Why is the inverse power of a int numpy array 0 despite "from __future__ import division"?


I always use from __future__ import division to avoid integer division problems. I just came across a case where it apparently still persists:

np.array([10])**(-1)

returns array([0]), contrary to 1/np.array([10]), which returns array([ 0.1]) as expected.

I know this can be fixed, e.g. by using np.array([10])**(-1.) or converting the array to floats using astype('float').

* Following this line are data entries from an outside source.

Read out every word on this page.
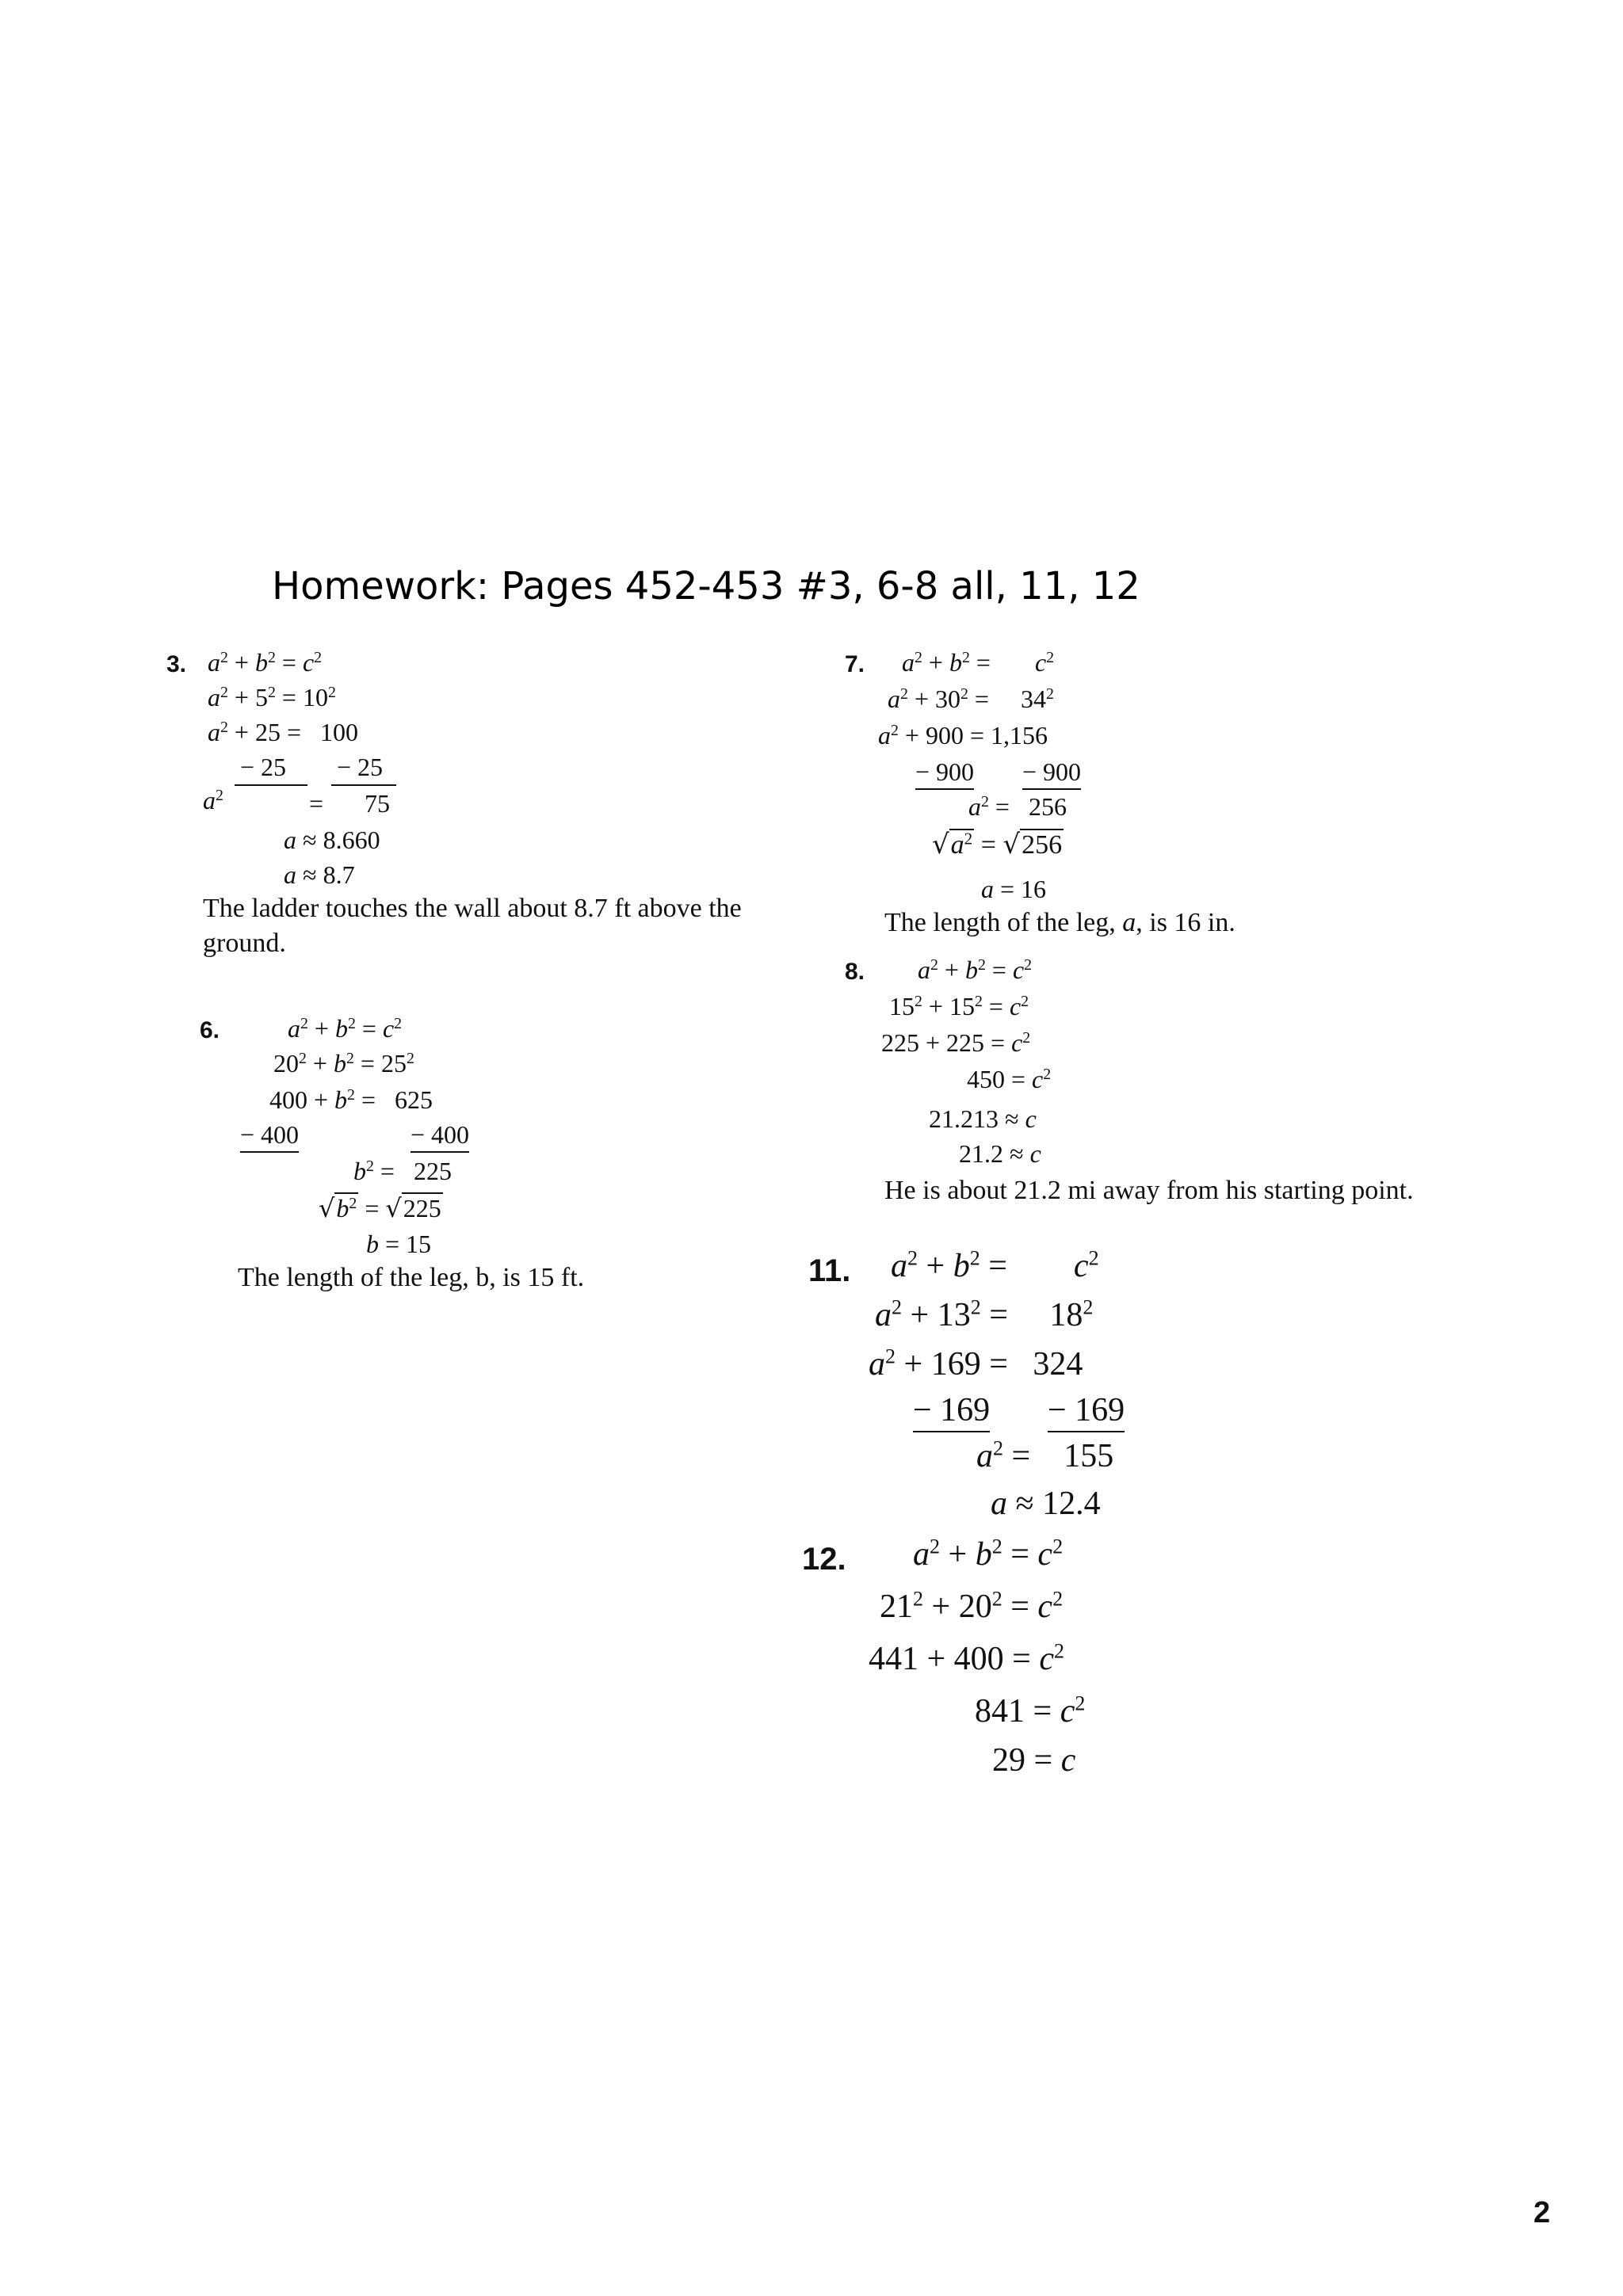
Homework: Pages 452-453 #3, 6-8 all, 11, 12
3. $a^2 + b^2 = c^2$
$a^2 + 5^2 = 10^2$
$a^2 + 25 = 100$
− 25 − 25
$a^2$	= 75
a ≈ 8.660
a ≈ 8.7
The ladder touches the wall about 8.7 ft above the
ground.
6.	$a^2 + b^2 = c^2$
$20^2 + b^2 = 25^2$
$400 + b^2 = 625$
− 400	− 400
$b^2 = 225$
$√b^2 = √225$
b = 15
The length of the leg, b, is 15 ft.
7. $a^2 + b^2$ =       $c^2$
$a^2 + 30^2$ =     $34^2$
$a^2 + 900 = 1,156$
− 900 − 900
$a^2 = 256$
$√a^2 = √256$
a = 16
The length of the leg, a, is 16 in.
8. $a^2 + b^2 = c^2$
$15^2 + 15^2 = c^2$
$225 + 225 = c^2$
$450 = c^2$
21.213 ≈ c
21.2 ≈ c
He is about 21.2 mi away from his starting point.
11. $a^2 + b^2$ =        $c^2$
$a^2 + 13^2$ =     $18^2$
$a^2 + 169 = 324$
− 169 − 169
$a^2$ =    155
a ≈ 12.4
12. $a^2 + b^2 = c^2$
$21^2 + 20^2 = c^2$
$441 + 400 = c^2$
$841 = c^2$
29 = c
2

I would just like to know why it behaves like this, since it seems slightly inconsistent to me given that e.g. 10**(-1) gives 0.1.


Solution

  • numpy.array() uses operator overloading to implement features. ** is handled by the object.__pow__() special method, for example.

    The / operator is normally handled by object.__div__ (and the __rdiv__ method for right-hand-side values), and the from __future__ import division 'switch' causes Python to use the object.__truediv__ method instead.

    However, the ** operator is not influenced by the switch; Python will continue to call object.__pow__ and numpy won't know you used the __future__ import.

    As such, it'll continue to return integer results when you give it integer operands; it will not coerce to float even then.

    Note that Python offers a floor division operator too, in the form of the // operator and the __floordiv__ hook. There is no such flooring equivalent for exponentiation, so numpy has no other options to offer you a distinction between using float and int operands.